The Ashikaga force chose to encircle and destroy the Imperial force. The main land force led by Ashikaga Tadayoshi attacked the Imperials from the west to tie down Masashige, with Shoni Yorihisa launching a side attack from the south and Shiba Takatsune circling from the north to attack from behind. The landing of Hosokawa Jozen further to the east forced Yoshisada to avoid an encirclement by pulling back and Kusunoki was quickly surrounded with Takauji landing his naval force between two Imperial forces without any interference. Abandoned by the main Imperial force, the Kusunoki clan force was quickly overwhelmed and Kusunoki Masashige, his brother Kusunoki Masasue, and all his clansmen were subsequently killed. Yoshisada was forced back to Kyoto which was quickly abandoned as undefendable and Go-Daigo retreated to the religious sanctuary of Mount Hiei, which he had previously refused to do.

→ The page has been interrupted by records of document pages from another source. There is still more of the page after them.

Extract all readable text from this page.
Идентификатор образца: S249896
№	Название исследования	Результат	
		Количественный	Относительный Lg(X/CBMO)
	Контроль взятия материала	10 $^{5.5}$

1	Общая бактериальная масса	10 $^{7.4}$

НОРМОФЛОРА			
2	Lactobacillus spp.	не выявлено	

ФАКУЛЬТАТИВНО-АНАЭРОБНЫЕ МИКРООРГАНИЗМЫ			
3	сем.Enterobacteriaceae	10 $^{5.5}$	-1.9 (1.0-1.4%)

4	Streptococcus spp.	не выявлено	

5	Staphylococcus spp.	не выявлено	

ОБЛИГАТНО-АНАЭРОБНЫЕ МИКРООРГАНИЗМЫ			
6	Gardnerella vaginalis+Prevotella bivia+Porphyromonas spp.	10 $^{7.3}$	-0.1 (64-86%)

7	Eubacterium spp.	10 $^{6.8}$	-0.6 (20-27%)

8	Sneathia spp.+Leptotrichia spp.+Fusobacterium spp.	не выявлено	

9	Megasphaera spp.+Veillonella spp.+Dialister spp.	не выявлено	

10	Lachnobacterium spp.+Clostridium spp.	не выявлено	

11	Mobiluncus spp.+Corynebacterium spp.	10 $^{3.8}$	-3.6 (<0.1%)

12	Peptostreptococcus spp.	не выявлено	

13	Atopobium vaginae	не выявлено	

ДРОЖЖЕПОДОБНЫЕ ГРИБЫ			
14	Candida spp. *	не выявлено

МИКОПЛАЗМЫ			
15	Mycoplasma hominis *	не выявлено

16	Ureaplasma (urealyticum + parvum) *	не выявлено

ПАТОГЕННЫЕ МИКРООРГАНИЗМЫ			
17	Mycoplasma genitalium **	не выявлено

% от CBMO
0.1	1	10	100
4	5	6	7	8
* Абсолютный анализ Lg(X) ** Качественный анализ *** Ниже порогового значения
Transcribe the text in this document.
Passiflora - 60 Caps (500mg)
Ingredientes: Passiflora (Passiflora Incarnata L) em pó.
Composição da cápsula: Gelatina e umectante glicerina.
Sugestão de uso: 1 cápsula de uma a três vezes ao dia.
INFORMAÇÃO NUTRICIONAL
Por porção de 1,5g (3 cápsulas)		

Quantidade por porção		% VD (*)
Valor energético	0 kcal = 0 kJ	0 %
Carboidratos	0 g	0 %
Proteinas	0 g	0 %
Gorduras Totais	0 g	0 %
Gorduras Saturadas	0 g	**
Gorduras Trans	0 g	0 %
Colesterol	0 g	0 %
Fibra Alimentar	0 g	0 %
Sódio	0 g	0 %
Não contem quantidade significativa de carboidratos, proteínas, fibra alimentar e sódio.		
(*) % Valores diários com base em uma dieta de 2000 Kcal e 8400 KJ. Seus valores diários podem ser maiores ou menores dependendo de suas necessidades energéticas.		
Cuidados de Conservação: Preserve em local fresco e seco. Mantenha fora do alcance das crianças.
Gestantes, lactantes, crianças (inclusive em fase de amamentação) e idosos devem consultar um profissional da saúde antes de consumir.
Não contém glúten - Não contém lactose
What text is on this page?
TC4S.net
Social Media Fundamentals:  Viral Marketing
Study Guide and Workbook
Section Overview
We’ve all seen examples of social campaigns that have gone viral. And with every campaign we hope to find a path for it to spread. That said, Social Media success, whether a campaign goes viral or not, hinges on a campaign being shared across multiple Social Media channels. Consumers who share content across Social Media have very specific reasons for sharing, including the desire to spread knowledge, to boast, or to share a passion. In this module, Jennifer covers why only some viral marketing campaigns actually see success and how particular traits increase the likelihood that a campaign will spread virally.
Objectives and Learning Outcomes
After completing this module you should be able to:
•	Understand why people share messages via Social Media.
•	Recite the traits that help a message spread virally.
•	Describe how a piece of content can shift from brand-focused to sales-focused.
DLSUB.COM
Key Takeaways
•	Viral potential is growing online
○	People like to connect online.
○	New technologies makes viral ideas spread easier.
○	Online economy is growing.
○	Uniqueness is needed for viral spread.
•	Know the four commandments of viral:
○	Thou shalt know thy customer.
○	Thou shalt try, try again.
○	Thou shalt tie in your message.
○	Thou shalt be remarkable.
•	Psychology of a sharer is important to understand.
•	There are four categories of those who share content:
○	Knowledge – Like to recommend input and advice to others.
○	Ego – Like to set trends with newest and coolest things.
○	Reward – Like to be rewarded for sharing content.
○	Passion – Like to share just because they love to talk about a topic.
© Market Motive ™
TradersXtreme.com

The unimpeded force of Ashikaga clan entered Kyoto and enthroned Emperor Kōmyō, beginning the Northern Court-Southern Court rivalry of the Nanboku-chō period as Go-Daigo fled Kyoto to Yoshino.

==Cultural significance==
The Battle of Minatogawa and series of battles are recorded with drama and exaggeration of accounts in Taiheiki, a historical epic which provides the wealth of information known to this period. During the Edo period, Kusunoki, despite only commanding a fraction of the Imperial force, became a figure of loyalty for choosing to sacrifice himself for the Imperial family against the impossible odds, with Tokugawa Mitsukuni writing the epitaph and Minatogawa Shrine consecrated on 24 May 1872 to cement his fame. The battle was commonly taught as a morality tale until the end of World War II, and Captain Goro Nonaka criticized the use of Ohka by 721st Naval Air Group comparing it to this battle as a sign of futility.